A sequence is defined as: `t_(n+1)=t_(n)-t_(n-1)` , where `t_(n)` denotes the `n^(th)` term of the sequence. If `t_(1)`=1 and `t_(2)=5`, find the sum of the first 100 terms of the above sequence.
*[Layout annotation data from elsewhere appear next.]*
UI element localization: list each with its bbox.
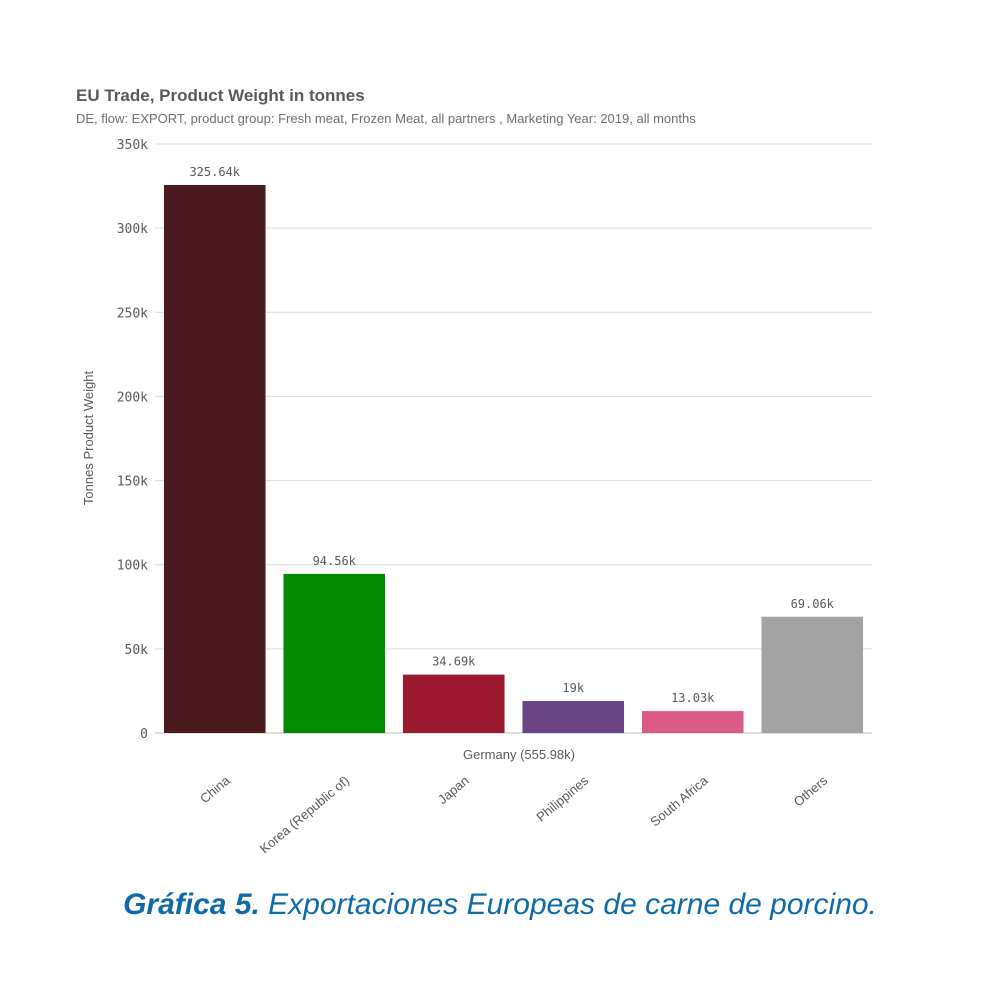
y-tick-label: 50k: [125, 643, 149, 658]
bar-korea-republic-of: [283, 573, 386, 733]
chart-subtitle: DE, flow: EXPORT, product group: Fresh m…: [76, 111, 696, 126]
caption-text: Exportaciones Europeas de carne de porci…: [259, 888, 877, 921]
chart-title: EU Trade, Product Weight in tonnes: [76, 86, 365, 105]
x-axis-label: Germany (555.98k): [463, 747, 575, 762]
y-tick-label: 300k: [117, 222, 148, 237]
x-tick-label: China: [197, 772, 233, 806]
y-tick-label: 0: [140, 727, 148, 742]
value-labels: 325.64k 94.56k 34.69k 19k 13.03k 69.06k: [189, 165, 834, 705]
y-tick-label: 150k: [117, 475, 148, 490]
bar-chart: 0 50k 100k 150k 200k 250k 300k 350k 325.64k 94.5…: [81, 138, 872, 856]
x-tick-label: Korea (Republic of): [257, 773, 352, 856]
y-axis-label: Tonnes Product Weight: [81, 371, 96, 506]
bars: [163, 184, 864, 734]
x-tick-label: Japan: [435, 773, 472, 807]
y-axis-ticks: 0 50k 100k 150k 200k 250k 300k 350k: [117, 138, 148, 742]
bar-others: [761, 616, 864, 733]
x-tick-label: Philippines: [533, 772, 591, 824]
y-tick-label: 350k: [117, 138, 148, 153]
bar-philippines: [522, 701, 625, 733]
value-label: 34.69k: [432, 655, 476, 669]
figure-caption: Gráfica 5. Exportaciones Europeas de car…: [0, 888, 1000, 922]
x-tick-label: South Africa: [647, 772, 711, 829]
gridlines: [155, 143, 872, 734]
y-tick-label: 100k: [117, 559, 148, 574]
y-tick-label: 200k: [117, 390, 148, 405]
bar-japan: [402, 674, 505, 733]
value-label: 13.03k: [671, 691, 715, 705]
value-label: 325.64k: [189, 165, 240, 179]
x-axis-ticks: China Korea (Republic of) Japan Philippines…: [197, 772, 831, 856]
value-label: 19k: [562, 681, 584, 695]
bar-china: [163, 184, 266, 734]
caption-label: Gráfica 5.: [123, 888, 260, 921]
x-tick-label: Others: [791, 772, 831, 809]
bar-south-africa: [641, 711, 744, 733]
value-label: 69.06k: [791, 597, 835, 611]
y-tick-label: 250k: [117, 306, 148, 321]
value-label: 94.56k: [313, 554, 357, 568]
To solve the problem, we will first generate the terms of the sequence defined by the recurrence relation \( t_{n+1} = t_n - t_{n-1} \) with the initial conditions \( t_1 = 1 \) and \( t_2 = 5 \). Then, we will analyze the pattern in the sequence to find the sum of the first 100 terms. ### Step-by-Step Solution: 1. **Identify the Initial Terms:** - Given \( t_1 = 1 \) and \( t_2 = 5 \). 2. **Calculate Subsequent Terms:** - \( t_3 = t_2 - t_1 = 5 - 1 = 4 \) - \( t_4 = t_3 - t_2 = 4 - 5 = -1 \) - \( t_5 = t_4 - t_3 = -1 - 4 = -5 \) - \( t_6 = t_5 - t_4 = -5 - (-1) = -5 + 1 = -4 \) - \( t_7 = t_6 - t_5 = -4 - (-5) = -4 + 5 = 1 \) - \( t_8 = t_7 - t_6 = 1 - (-4) = 1 + 4 = 5 \) - \( t_9 = t_8 - t_7 = 5 - 1 = 4 \) - \( t_{10} = t_9 - t_8 = 4 - 5 = -1 \) - \( t_{11} = t_{10} - t_9 = -1 - 4 = -5 \) - \( t_{12} = t_{11} - t_{10} = -5 - (-1) = -5 + 1 = -4 \) 3. **Observe the Pattern:** - The terms calculated are: - \( t_1 = 1 \) - \( t_2 = 5 \) - \( t_3 = 4 \) - \( t_4 = -1 \) - \( t_5 = -5 \) - \( t_6 = -4 \) - Notice that \( t_7 = t_1 \), \( t_8 = t_2 \), \( t_9 = t_3 \), \( t_{10} = t_4 \), \( t_{11} = t_5 \), \( t_{12} = t_6 \). - The sequence repeats every 6 terms. 4. **Sum of One Complete Cycle:** - The sum of the first 6 terms: \[ S_6 = t_1 + t_2 + t_3 + t_4 + t_5 + t_6 = 1 + 5 + 4 - 1 - 5 - 4 = 0 \] 5. **Calculate the Total for 100 Terms:** - Since the sequence repeats every 6 terms, we can find how many complete cycles fit into 100 terms: \[ \text{Number of complete cycles} = \frac{100}{6} = 16 \text{ complete cycles} \quad (\text{with a remainder of } 4) \] - The sum of the first 96 terms (16 cycles) is: \[ S_{96} = 16 \times S_6 = 16 \times 0 = 0 \] - Now, we need to add the next 4 terms: \[ t_{97} = t_1 = 1, \quad t_{98} = t_2 = 5, \quad t_{99} = t_3 = 4, \quad t_{100} = t_4 = -1 \] - The sum of these 4 terms: \[ S_4 = t_{97} + t_{98} + t_{99} + t_{100} = 1 + 5 + 4 - 1 = 9 \] 6. **Final Sum:** - Therefore, the sum of the first 100 terms is: \[ S_{100} = S_{96} + S_4 = 0 + 9 = 9 \] ### Conclusion: The sum of the first 100 terms of the sequence is **9**.